Niatnya Khitbah, Dapatnya Nikah
Kemarin, Minggu 23 Oktober 2016 saya menemani adik khitbah di
Majalengka. Dua minggu sebelumnya telah melangsungkan proses taaruf.
Prosesnya memang sedemikian singkat dan seakan dimudahkan jalan. Dalam
hati saya berdoa semoga kelak dimudahkan pula proses pernikahannya. Saat
itu terjadi percakapan singkat dengan adik saya.
“Sudah Rizal siapkan cincinnya?” tanya saya.
“Sudah, mas,” jawab Rizal.
“Kamu sudah mantap?”
“Insya Allah mantap.”
“Kalau bisa setelah khitbah, jangan terlalu lama. Maksimal tiga bulan saja.”
“Insya Allah, mas.”
Untuk menyelenggarakan pernikahan, tiga bulan itu adalah waktu yang
tidak terlalu cepat, juga tidak terlalu lama. Tapi kalau hanya mau nikah
saja saat itu juga bisa asal memenuhi syarat kedua calon mempelai,
wali, saksi, dan mahar, saat itu juga pun bisa langsung dinikahkan.
Sebagai anak pertama, saya berkesempatan menjadi wakil keluarga untuk
menyampaikan maksud mulia ini. Saya sampaikan bahwa kedatangan dengan
membawa serta keluarga utamanya adalah silaturahim sekaligus
memperkenalkan keluarga. Kemudian saya sampaikan pula maksud kedatangan
adalah mengkhitbah Umi Mukaromah untuk adik saya Ali Amrizal.
Dalam sejarah kehidupan saya, ini kali pertama saya melamarkan orang
lain untuk dijadikan istri adik saya. Kalau menikahkan sudah pernah.
Tepatnya menikahkan adik perempuan saya Nurmaulidianti. Meski sudah ada
penghulu, saya sendiri yang menikahkan. Sudah seperti orang tua saja
saya rupanya, hahaha….
Setelah menyampaikan maksud kedatangan, sesuatu yang tidak kami duga
itu terjadi. Kami diterima langsung oleh ayahnya. Ia menyampaikan jika
sudah dilangsungkan prosesi taaruf, sudah saling mengenal, maka tak ada
lagi penghalang untuk segera melangsungkan pernikahan. “Yang mau menikah
keduanya sudah saling mengenal, wali sudah ada, saksi ada, kedua
keluarga menyaksikan. Jadi tidak ada alasan untuk tidak segera
melangsungkan akad nikah.”
Alasan sang ayah di zaman sekarang tidak ada yang bisa menjamin isi
hati seseorang. Kelihatannya terpisah oleh jarak, fisik bisa jadi tidak
berhadapan, tapi siapa bisa menjamin bisa terjaga dari kemaksiatan. Baru
lamaran dan belum halal, seolah telah memiliki segalanya. Demi
menghindari fitnah yang demikian, sang ayah mengambil sebuah keputusan
hebat sesuai syariat dengan langsung menikahkan putrinya saat dikhitbah.
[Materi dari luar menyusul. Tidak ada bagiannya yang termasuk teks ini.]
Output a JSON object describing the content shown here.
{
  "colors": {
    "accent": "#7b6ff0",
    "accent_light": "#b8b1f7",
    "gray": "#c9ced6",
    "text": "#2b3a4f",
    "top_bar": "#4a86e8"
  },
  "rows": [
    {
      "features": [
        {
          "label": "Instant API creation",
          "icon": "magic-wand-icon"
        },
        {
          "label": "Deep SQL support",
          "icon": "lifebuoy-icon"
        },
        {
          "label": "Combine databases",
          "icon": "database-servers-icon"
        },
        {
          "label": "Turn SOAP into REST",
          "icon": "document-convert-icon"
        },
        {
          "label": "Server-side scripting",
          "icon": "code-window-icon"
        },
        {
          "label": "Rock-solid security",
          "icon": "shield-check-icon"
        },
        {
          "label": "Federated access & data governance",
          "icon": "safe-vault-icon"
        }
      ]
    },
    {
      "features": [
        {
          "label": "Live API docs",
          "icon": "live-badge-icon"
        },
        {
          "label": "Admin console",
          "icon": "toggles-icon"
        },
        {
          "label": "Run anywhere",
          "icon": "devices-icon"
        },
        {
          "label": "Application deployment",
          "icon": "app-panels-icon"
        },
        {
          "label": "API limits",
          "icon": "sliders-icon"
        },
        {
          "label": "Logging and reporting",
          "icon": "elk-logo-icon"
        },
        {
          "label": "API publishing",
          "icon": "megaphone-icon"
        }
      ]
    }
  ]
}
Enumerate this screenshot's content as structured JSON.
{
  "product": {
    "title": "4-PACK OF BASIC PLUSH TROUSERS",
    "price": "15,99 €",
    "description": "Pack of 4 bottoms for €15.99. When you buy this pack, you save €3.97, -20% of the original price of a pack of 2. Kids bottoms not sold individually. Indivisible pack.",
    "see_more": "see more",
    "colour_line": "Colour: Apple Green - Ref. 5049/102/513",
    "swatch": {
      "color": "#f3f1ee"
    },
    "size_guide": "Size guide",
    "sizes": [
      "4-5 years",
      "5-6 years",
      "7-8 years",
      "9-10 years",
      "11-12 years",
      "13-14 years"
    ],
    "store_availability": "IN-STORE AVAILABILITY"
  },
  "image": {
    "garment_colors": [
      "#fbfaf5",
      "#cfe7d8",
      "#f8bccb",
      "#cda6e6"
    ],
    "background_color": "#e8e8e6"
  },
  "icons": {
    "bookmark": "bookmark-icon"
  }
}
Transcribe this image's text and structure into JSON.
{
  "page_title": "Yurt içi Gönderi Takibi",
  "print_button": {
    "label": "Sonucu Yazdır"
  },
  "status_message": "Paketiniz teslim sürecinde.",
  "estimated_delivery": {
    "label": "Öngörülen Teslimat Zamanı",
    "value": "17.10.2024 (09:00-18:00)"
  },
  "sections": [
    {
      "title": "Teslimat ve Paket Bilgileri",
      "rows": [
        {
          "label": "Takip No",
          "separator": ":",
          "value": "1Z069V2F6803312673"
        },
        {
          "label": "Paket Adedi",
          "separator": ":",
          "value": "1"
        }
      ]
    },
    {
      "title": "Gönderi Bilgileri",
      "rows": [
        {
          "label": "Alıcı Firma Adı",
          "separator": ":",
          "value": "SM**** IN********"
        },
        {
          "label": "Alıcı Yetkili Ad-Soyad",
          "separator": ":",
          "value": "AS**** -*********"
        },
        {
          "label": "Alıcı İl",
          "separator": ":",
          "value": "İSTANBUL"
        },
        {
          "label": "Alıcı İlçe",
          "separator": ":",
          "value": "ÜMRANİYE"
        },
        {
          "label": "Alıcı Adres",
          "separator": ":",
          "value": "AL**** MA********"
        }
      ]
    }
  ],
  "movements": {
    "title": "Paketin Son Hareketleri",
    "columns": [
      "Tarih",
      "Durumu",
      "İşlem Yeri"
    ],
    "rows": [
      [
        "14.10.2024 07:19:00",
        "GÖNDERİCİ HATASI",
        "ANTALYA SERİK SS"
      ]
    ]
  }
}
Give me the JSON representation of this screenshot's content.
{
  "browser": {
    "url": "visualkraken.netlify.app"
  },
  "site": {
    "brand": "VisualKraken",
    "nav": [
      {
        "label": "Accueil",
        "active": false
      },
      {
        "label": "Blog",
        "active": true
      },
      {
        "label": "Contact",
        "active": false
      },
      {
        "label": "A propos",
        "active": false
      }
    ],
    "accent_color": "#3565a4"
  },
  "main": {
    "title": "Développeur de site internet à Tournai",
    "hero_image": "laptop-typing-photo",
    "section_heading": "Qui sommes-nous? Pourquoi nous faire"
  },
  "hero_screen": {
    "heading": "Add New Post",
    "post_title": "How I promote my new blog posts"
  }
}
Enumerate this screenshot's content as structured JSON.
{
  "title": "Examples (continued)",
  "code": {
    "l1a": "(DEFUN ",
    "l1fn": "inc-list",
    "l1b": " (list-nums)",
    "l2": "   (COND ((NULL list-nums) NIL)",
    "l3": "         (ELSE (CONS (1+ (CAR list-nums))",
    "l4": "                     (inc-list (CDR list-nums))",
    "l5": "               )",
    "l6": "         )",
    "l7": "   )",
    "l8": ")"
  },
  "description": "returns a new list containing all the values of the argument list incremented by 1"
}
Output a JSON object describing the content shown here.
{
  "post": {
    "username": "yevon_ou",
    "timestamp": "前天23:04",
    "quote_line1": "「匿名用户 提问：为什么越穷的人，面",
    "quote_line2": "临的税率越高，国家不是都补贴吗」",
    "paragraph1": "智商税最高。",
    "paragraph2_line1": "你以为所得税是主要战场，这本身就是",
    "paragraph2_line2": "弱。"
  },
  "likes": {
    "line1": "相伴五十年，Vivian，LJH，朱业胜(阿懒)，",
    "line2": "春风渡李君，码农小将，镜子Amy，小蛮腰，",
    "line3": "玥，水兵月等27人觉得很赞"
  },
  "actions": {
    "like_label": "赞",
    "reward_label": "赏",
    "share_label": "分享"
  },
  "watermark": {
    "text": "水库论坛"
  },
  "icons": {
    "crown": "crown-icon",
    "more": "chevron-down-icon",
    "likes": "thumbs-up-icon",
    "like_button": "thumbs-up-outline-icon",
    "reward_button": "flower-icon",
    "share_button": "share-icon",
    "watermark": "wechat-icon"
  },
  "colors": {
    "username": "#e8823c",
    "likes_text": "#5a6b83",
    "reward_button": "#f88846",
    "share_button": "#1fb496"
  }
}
Karena sudah mantap, adik saya pun, langsung mengiyakan. Akhirnya
cincin yang sedianya akan dijadikan sebagai pengikat dalam prosesi
khitbah, dijadikan mahar. Ditambah ada uang tunai tujuh ratus ribu
sebagai tambahan mas kawin. Memang sama sekali tidak direncanakan.
Betapa mudahnya Islam, sampai-sampai urusan mahar juga begitu
dirmudahkan. Allhumma yassir, wala tu’assir.
Tak satu pun dari kami menduga bahwa ternyata hari itu langsung akad
nikah! Jika ada yang mudah, kenapa harus dipersulit. Saya baru melihat
bahwa ternyata proses pernikahan dalam Islam ternyata sesederhana ini.
Haru sekaligus bahagia bersatu padu di hari bahagia itu.
Barakallah wa baraka alaikuma wajama’a bainakuma bikhoir. Semoga Allah memberkahi pernikahan kalian.